Medlej R, Wasson J, Baz P, Azar S, Salti I, Loiselet J, Permutt A, Halaby G
Departments of Endocrinology and Metabolism, Hôtel Dieu Hospital, Beirut, Lebanon.
J Clin Endocrinol Metab. 2004 Apr;89(4):1656-61. doi: 10.1210/jc.2002-030015.
Wolfram syndrome (WFS) is a rare hereditary neurodegenerative disorder also known as DIDMOAD (diabetes insipidus, diabetes mellitus, optic atrophy, and deafness). WFS seems to be a heterogeneous disease that has not yet been fully characterized in terms of clinical features and pathophysiological mechanisms because the number of patients in most series was small. In this study we describe 31 Lebanese WFS patients belonging to 17 families; this, to our knowledge, is the largest number of patients reported in one series so far. Criteria for diagnosis of WFS were the presence of insulin-dependent diabetes mellitus and optic atrophy unexplained by any other disease. Central diabetes insipidus was found in 87% of the patients, and sensorineural deafness confirmed by audiograms was present in 64.5%. Other less frequent features included neurological and psychiatric abnormalities, urodynamic abnormalities, limited joint motility, cardiovascular and gastrointestinal autonomic neuropathy, hypergonadotropic hypogonadism in males, and diabetic microvascular disease. New features, not reported in previous descriptions, such as heart malformations and anterior pituitary dysfunction, were recognized in some of the patients and participated in the morbidity and mortality of the disease. Genetic analysis revealed WFS1 gene mutations in three families (23.5%), whereas no abnormalities were detected in mitochondrial DNA. In conclusion, WFS is a devastating disease for the patients and their families. More information about WFS will lead to a better understanding of this disease and hopefully to improvement in means of its prevention and treatment.

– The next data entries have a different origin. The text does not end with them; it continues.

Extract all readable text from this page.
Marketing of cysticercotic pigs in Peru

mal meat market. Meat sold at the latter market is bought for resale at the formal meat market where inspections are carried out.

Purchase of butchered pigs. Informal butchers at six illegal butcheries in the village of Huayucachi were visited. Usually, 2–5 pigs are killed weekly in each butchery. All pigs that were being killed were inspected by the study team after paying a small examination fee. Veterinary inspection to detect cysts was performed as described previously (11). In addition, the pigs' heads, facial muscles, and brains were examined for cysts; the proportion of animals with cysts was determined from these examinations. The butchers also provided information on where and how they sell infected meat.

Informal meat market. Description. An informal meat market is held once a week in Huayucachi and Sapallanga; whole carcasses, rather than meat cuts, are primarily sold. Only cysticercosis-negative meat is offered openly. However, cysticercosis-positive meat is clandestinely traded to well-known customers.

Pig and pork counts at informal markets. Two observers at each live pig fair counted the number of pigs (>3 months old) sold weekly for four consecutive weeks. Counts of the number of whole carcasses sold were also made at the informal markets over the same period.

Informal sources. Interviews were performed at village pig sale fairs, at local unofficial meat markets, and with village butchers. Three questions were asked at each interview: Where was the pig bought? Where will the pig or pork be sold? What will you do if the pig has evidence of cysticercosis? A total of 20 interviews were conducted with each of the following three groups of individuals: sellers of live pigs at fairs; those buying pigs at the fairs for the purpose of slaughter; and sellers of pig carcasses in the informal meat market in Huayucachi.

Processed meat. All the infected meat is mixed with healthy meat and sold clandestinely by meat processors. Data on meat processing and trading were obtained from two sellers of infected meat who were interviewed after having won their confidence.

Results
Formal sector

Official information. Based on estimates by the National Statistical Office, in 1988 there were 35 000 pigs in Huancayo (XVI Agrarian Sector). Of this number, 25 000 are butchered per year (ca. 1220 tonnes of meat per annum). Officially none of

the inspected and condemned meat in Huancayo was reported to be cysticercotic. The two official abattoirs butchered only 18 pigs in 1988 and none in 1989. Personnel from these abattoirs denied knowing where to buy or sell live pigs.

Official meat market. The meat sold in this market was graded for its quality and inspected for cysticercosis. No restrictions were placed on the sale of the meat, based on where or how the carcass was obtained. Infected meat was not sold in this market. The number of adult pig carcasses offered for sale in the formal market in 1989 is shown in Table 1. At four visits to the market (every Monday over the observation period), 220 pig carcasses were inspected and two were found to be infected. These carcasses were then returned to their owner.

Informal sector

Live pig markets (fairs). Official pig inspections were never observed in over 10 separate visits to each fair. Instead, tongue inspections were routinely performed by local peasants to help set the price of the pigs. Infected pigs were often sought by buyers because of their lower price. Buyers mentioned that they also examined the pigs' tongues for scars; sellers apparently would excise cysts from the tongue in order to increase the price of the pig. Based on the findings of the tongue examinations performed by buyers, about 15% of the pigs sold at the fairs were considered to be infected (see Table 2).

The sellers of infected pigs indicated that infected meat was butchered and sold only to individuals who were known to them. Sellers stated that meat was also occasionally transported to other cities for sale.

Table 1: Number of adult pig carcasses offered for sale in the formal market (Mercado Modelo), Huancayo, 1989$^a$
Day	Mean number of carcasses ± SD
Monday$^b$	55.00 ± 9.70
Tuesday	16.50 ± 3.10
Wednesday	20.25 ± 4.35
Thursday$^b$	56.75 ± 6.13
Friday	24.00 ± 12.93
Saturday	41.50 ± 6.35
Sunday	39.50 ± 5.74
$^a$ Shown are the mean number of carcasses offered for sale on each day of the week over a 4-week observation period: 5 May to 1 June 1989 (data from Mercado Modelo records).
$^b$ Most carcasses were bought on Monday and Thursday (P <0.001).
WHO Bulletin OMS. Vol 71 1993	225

沃夫勒姆综合征(WFS)是一种罕见的遗传性神经退行性疾病,也被称为DIDMOAD(尿崩症、糖尿病、视神经萎缩和耳聋)。WFS似乎是一种异质性疾病,由于大多数病例系列中的患者数量较少,其临床特征和病理生理机制尚未得到充分描述。在本研究中,我们描述了来自17个家庭的31名黎巴嫩WFS患者;据我们所知,这是迄今为止在一个病例系列中报告的最大患者数量。WFS的诊断标准是存在胰岛素依赖型糖尿病和无法用任何其他疾病解释的视神经萎缩。87%的患者存在中枢性尿崩症,听力图证实的感音神经性耳聋在64.5%的患者中存在。其他不太常见的特征包括神经和精神异常、尿动力学异常、关节活动受限、心血管和胃肠道自主神经病变、男性高促性腺激素性性腺功能减退以及糖尿病微血管疾病。在一些患者中发现了先前描述中未报告的新特征,如心脏畸形和垂体前叶功能障碍,这些特征与疾病的发病率和死亡率有关。基因分析在三个家庭(23.5%)中发现了WFS1基因突变,而线粒体DNA未检测到异常。总之,WFS对患者及其家庭来说是一种毁灭性疾病。更多关于WFS的信息将有助于更好地理解这种疾病,并有望改善其预防和治疗方法。